Whether you call it freelancing, consulting, contracting, or gig work…the independent work revolution is real.
According to Upwork, 36% of the US workforce freelanced in 2020, and the number of freelancers who do it full time went up 8% from 2019. The same report also finds that 58% of workers in traditional settings who started working remotely during the pandemic are now considering freelancing.
During the pandemic, employees and employers found out that (shocker) you can actually do what you do away from the office without your boss breathing down your neck and tracking your “seat time” down to the minute.
And we’ve only seen that trend increase in the last several months as “The Great Resignation” takes the economy by storm. People are sick of office politics, unequal and unfair compensation, and ridiculous expectations, so they’re kissing the 9–5 goodbye to create something better for themselves.
Experts predict that by 2023 the majority of US workers will have engaged in independent work.
Many of these independent workers will fall into the category of “solopreneur” — an independent worker who does what they do primarily on their own, without employees.
The US Small Business Administration says that 81% of small businesses have no employees…81% of US small businesses are solopreneurs.
As a solopreneur who works specifically with other solopreneurs, I could not be more thrilled that people are leveraging independent work to take control of their time, work, and life.
I also know that “solopreneur” is a pretty broad category and everyone classifies themselves slightly differently.
Whether you’re someone who is just starting the solopreneur journey or a seasoned freelancer dismayed by all the newbies in your field, knowing where you fall on the solopreneur spectrum will help you better understand and explain what you do, and why you do it.

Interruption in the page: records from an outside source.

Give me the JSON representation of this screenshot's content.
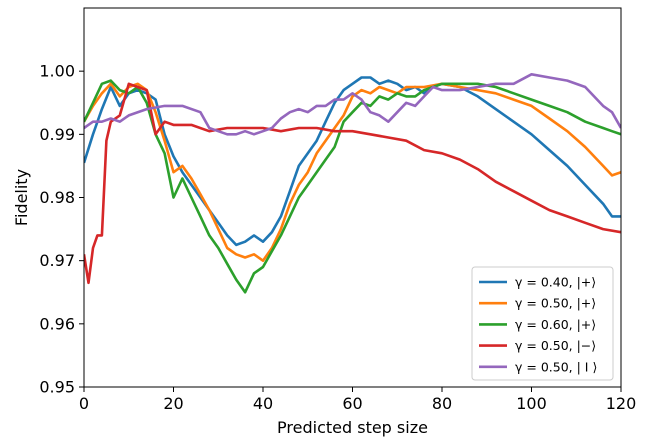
{
  "chart_data": {
    "type": "line",
    "title": "",
    "xlabel": "Predicted step size",
    "ylabel": "Fidelity",
    "xlim": [
      0,
      120
    ],
    "ylim": [
      0.95,
      1.01
    ],
    "xticks": [
      0,
      20,
      40,
      60,
      80,
      100,
      120
    ],
    "yticks": [
      0.95,
      0.96,
      0.97,
      0.98,
      0.99,
      1.0
    ],
    "xtick_labels": [
      "0",
      "20",
      "40",
      "60",
      "80",
      "100",
      "120"
    ],
    "ytick_labels": [
      "0.95",
      "0.96",
      "0.97",
      "0.98",
      "0.99",
      "1.00"
    ],
    "grid": false,
    "legend_position": "lower right",
    "series": [
      {
        "name": "γ = 0.40, |+⟩",
        "color": "#1f77b4",
        "points": [
          [
            0,
            0.9855
          ],
          [
            2,
            0.99
          ],
          [
            4,
            0.994
          ],
          [
            6,
            0.9975
          ],
          [
            8,
            0.9945
          ],
          [
            10,
            0.9965
          ],
          [
            12,
            0.997
          ],
          [
            14,
            0.9965
          ],
          [
            16,
            0.9955
          ],
          [
            18,
            0.99
          ],
          [
            20,
            0.9865
          ],
          [
            22,
            0.984
          ],
          [
            24,
            0.982
          ],
          [
            26,
            0.98
          ],
          [
            28,
            0.978
          ],
          [
            30,
            0.976
          ],
          [
            32,
            0.974
          ],
          [
            34,
            0.9725
          ],
          [
            36,
            0.973
          ],
          [
            38,
            0.974
          ],
          [
            40,
            0.973
          ],
          [
            42,
            0.9745
          ],
          [
            44,
            0.977
          ],
          [
            46,
            0.981
          ],
          [
            48,
            0.985
          ],
          [
            50,
            0.987
          ],
          [
            52,
            0.989
          ],
          [
            54,
            0.992
          ],
          [
            56,
            0.995
          ],
          [
            58,
            0.997
          ],
          [
            60,
            0.998
          ],
          [
            62,
            0.999
          ],
          [
            64,
            0.999
          ],
          [
            66,
            0.998
          ],
          [
            68,
            0.9985
          ],
          [
            70,
            0.998
          ],
          [
            72,
            0.997
          ],
          [
            74,
            0.9975
          ],
          [
            76,
            0.9965
          ],
          [
            78,
            0.9975
          ],
          [
            80,
            0.998
          ],
          [
            84,
            0.9975
          ],
          [
            88,
            0.996
          ],
          [
            92,
            0.994
          ],
          [
            96,
            0.992
          ],
          [
            100,
            0.99
          ],
          [
            104,
            0.9875
          ],
          [
            108,
            0.985
          ],
          [
            112,
            0.982
          ],
          [
            116,
            0.979
          ],
          [
            118,
            0.977
          ],
          [
            120,
            0.977
          ]
        ]
      },
      {
        "name": "γ = 0.50, |+⟩",
        "color": "#ff7f0e",
        "points": [
          [
            0,
            0.992
          ],
          [
            2,
            0.9945
          ],
          [
            4,
            0.9965
          ],
          [
            6,
            0.998
          ],
          [
            8,
            0.996
          ],
          [
            10,
            0.9975
          ],
          [
            12,
            0.998
          ],
          [
            14,
            0.997
          ],
          [
            16,
            0.9935
          ],
          [
            18,
            0.989
          ],
          [
            20,
            0.984
          ],
          [
            22,
            0.985
          ],
          [
            24,
            0.983
          ],
          [
            26,
            0.9805
          ],
          [
            28,
            0.978
          ],
          [
            30,
            0.975
          ],
          [
            32,
            0.972
          ],
          [
            34,
            0.971
          ],
          [
            36,
            0.9705
          ],
          [
            38,
            0.971
          ],
          [
            40,
            0.97
          ],
          [
            42,
            0.972
          ],
          [
            44,
            0.975
          ],
          [
            46,
            0.979
          ],
          [
            48,
            0.982
          ],
          [
            50,
            0.984
          ],
          [
            52,
            0.987
          ],
          [
            54,
            0.989
          ],
          [
            56,
            0.991
          ],
          [
            58,
            0.993
          ],
          [
            60,
            0.996
          ],
          [
            62,
            0.997
          ],
          [
            64,
            0.9965
          ],
          [
            66,
            0.9975
          ],
          [
            68,
            0.997
          ],
          [
            70,
            0.9965
          ],
          [
            72,
            0.9975
          ],
          [
            76,
            0.9975
          ],
          [
            80,
            0.998
          ],
          [
            84,
            0.9975
          ],
          [
            88,
            0.997
          ],
          [
            92,
            0.9965
          ],
          [
            96,
            0.9955
          ],
          [
            100,
            0.9945
          ],
          [
            104,
            0.9925
          ],
          [
            108,
            0.9905
          ],
          [
            112,
            0.988
          ],
          [
            116,
            0.985
          ],
          [
            118,
            0.9835
          ],
          [
            120,
            0.984
          ]
        ]
      },
      {
        "name": "γ = 0.60, |+⟩",
        "color": "#2ca02c",
        "points": [
          [
            0,
            0.992
          ],
          [
            2,
            0.995
          ],
          [
            4,
            0.998
          ],
          [
            6,
            0.9985
          ],
          [
            8,
            0.997
          ],
          [
            10,
            0.9965
          ],
          [
            12,
            0.9975
          ],
          [
            14,
            0.995
          ],
          [
            16,
            0.99
          ],
          [
            18,
            0.987
          ],
          [
            20,
            0.98
          ],
          [
            22,
            0.983
          ],
          [
            24,
            0.98
          ],
          [
            26,
            0.977
          ],
          [
            28,
            0.974
          ],
          [
            30,
            0.972
          ],
          [
            32,
            0.9695
          ],
          [
            34,
            0.967
          ],
          [
            36,
            0.965
          ],
          [
            38,
            0.968
          ],
          [
            40,
            0.969
          ],
          [
            42,
            0.9715
          ],
          [
            44,
            0.974
          ],
          [
            46,
            0.977
          ],
          [
            48,
            0.98
          ],
          [
            50,
            0.982
          ],
          [
            52,
            0.984
          ],
          [
            54,
            0.986
          ],
          [
            56,
            0.988
          ],
          [
            58,
            0.992
          ],
          [
            60,
            0.9935
          ],
          [
            62,
            0.995
          ],
          [
            64,
            0.9945
          ],
          [
            66,
            0.996
          ],
          [
            68,
            0.9955
          ],
          [
            70,
            0.9965
          ],
          [
            72,
            0.996
          ],
          [
            74,
            0.996
          ],
          [
            76,
            0.997
          ],
          [
            80,
            0.998
          ],
          [
            84,
            0.998
          ],
          [
            88,
            0.998
          ],
          [
            92,
            0.9975
          ],
          [
            96,
            0.9965
          ],
          [
            100,
            0.9955
          ],
          [
            104,
            0.9945
          ],
          [
            108,
            0.9935
          ],
          [
            112,
            0.992
          ],
          [
            116,
            0.991
          ],
          [
            118,
            0.9905
          ],
          [
            120,
            0.99
          ]
        ]
      },
      {
        "name": "γ = 0.50, |−⟩",
        "color": "#d62728",
        "points": [
          [
            0,
            0.971
          ],
          [
            1,
            0.9665
          ],
          [
            2,
            0.972
          ],
          [
            3,
            0.974
          ],
          [
            4,
            0.974
          ],
          [
            5,
            0.989
          ],
          [
            6,
            0.992
          ],
          [
            8,
            0.993
          ],
          [
            10,
            0.998
          ],
          [
            12,
            0.9975
          ],
          [
            14,
            0.997
          ],
          [
            16,
            0.99
          ],
          [
            18,
            0.992
          ],
          [
            20,
            0.9915
          ],
          [
            24,
            0.9915
          ],
          [
            28,
            0.9905
          ],
          [
            32,
            0.991
          ],
          [
            36,
            0.991
          ],
          [
            40,
            0.991
          ],
          [
            44,
            0.9905
          ],
          [
            48,
            0.991
          ],
          [
            52,
            0.991
          ],
          [
            56,
            0.9905
          ],
          [
            60,
            0.9905
          ],
          [
            64,
            0.99
          ],
          [
            68,
            0.9895
          ],
          [
            72,
            0.989
          ],
          [
            76,
            0.9875
          ],
          [
            80,
            0.987
          ],
          [
            84,
            0.986
          ],
          [
            88,
            0.9845
          ],
          [
            92,
            0.9825
          ],
          [
            96,
            0.981
          ],
          [
            100,
            0.9795
          ],
          [
            104,
            0.978
          ],
          [
            108,
            0.977
          ],
          [
            112,
            0.976
          ],
          [
            116,
            0.975
          ],
          [
            120,
            0.9745
          ]
        ]
      },
      {
        "name": "γ = 0.50, | I ⟩",
        "color": "#9467bd",
        "points": [
          [
            0,
            0.991
          ],
          [
            2,
            0.992
          ],
          [
            4,
            0.992
          ],
          [
            6,
            0.9925
          ],
          [
            8,
            0.992
          ],
          [
            10,
            0.993
          ],
          [
            14,
            0.994
          ],
          [
            18,
            0.9945
          ],
          [
            22,
            0.9945
          ],
          [
            26,
            0.9935
          ],
          [
            28,
            0.991
          ],
          [
            30,
            0.9905
          ],
          [
            32,
            0.99
          ],
          [
            34,
            0.99
          ],
          [
            36,
            0.9905
          ],
          [
            38,
            0.99
          ],
          [
            40,
            0.9905
          ],
          [
            42,
            0.991
          ],
          [
            44,
            0.9925
          ],
          [
            46,
            0.9935
          ],
          [
            48,
            0.994
          ],
          [
            50,
            0.9935
          ],
          [
            52,
            0.9945
          ],
          [
            54,
            0.9945
          ],
          [
            56,
            0.9955
          ],
          [
            58,
            0.9955
          ],
          [
            60,
            0.9965
          ],
          [
            62,
            0.9955
          ],
          [
            64,
            0.9935
          ],
          [
            66,
            0.993
          ],
          [
            68,
            0.992
          ],
          [
            70,
            0.9935
          ],
          [
            72,
            0.995
          ],
          [
            74,
            0.9945
          ],
          [
            76,
            0.996
          ],
          [
            78,
            0.9975
          ],
          [
            80,
            0.997
          ],
          [
            84,
            0.997
          ],
          [
            88,
            0.9975
          ],
          [
            92,
            0.998
          ],
          [
            96,
            0.998
          ],
          [
            100,
            0.9995
          ],
          [
            104,
            0.999
          ],
          [
            108,
            0.9985
          ],
          [
            112,
            0.9975
          ],
          [
            114,
            0.996
          ],
          [
            116,
            0.9945
          ],
          [
            118,
            0.9935
          ],
          [
            120,
            0.991
          ]
        ]
      }
    ]
  }
}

The eight most common types of solopreneurs
Like I said, this is a spectrum — these categories are not mutually exclusive, just an attempt to group similar types of solopreneurs together.
Categorization is always imperfect, so take what resonates and leave the rest.
The Freelancer has a specific skill set (e.g., website creation, administrative support, copywriting, project management) that they market and sell to clients. They typically work on their own and have multiple clients that they work for at the same time.
The Creative is generally a sub-category of freelancer who does “creative” work such as graphic design, videography, photography, illustration, writing, etc. For creatives in particular, working independently is a way they can do the creative work they love AND get paid.
The Consultant generally tells other people how to do what they do better but doesn’t usually do the execution of the actual work.
The Content Creator
The Content Creator starts to cross over from service to product. The content creator takes what they do as an independent and monetizes it in a way that does not require direct one-to-one service (e.g., course creators, bloggers, podcasters). You can also be a “content creator” as a freelancer and create content for other people.
The Side Hustler
The Side Hustler is someone who does any of these things while holding down a full-time job.
The Gig Worker
Any (or all) of the above categories could be defined as “gig worker” but I’m using this category to include those who work for a company that has built their business model on independent workers (e.g., Uber, DoorDash, Postmates).
The Brick and Mortar
The Brick and Mortar has an actual storefront where they sell their goods or services. This category includes (among others) solopreneurs who need to be in-person to deliver their services like massage therapists, estheticians, and personal trainers.
The Agency pulls together either other freelancers who do the same thing (e.g., several VAs) or others who do complimentary things (e.g., ads management, graphic design, copywriting). I still count this as a solopreneur because this usually is more of a partnership model and not a company with employees.
Solopreneurs often find themselves in several of these categories at the same time. I personally bounce back and forth across these categories month-to-month, year-to-year.
That’s part of the beauty of independent work — you can change what you do and how you do it whenever you want.
Classifying these types of independent workers as “solopreneurs” is not an attempt to lump everyone into one bucket, it is an effort to show the similarities between the various types of independents in order to create solidarity amongst those of us who have chosen independent work.
And that’s the key distinction — choice.
A true solopreneur is someone who has chosen to work independently, not someone who was coerced (intentionally or unintentionally) into being a contractor by whoever they work for.
Using the term “true solopreneur” is not a value judgment on the worker (working for yourself isn’t for everyone), it is a way to differentiate between people who intentionally choose independent work and those who should actually be classified as employees. That distinction is the responsibility of the employer to recognize when someone identifies as a solopreneur and chooses independent work for themselves vs. the employer making that choice for them. (Obvious disclaimer about me not being an employment lawyer — consult a professional, etc….)
Solopreneurs have made a choice to decide for themselves what they do and how they do it. Their stake in the economy is huge and will only continue to redefine the way society thinks about work.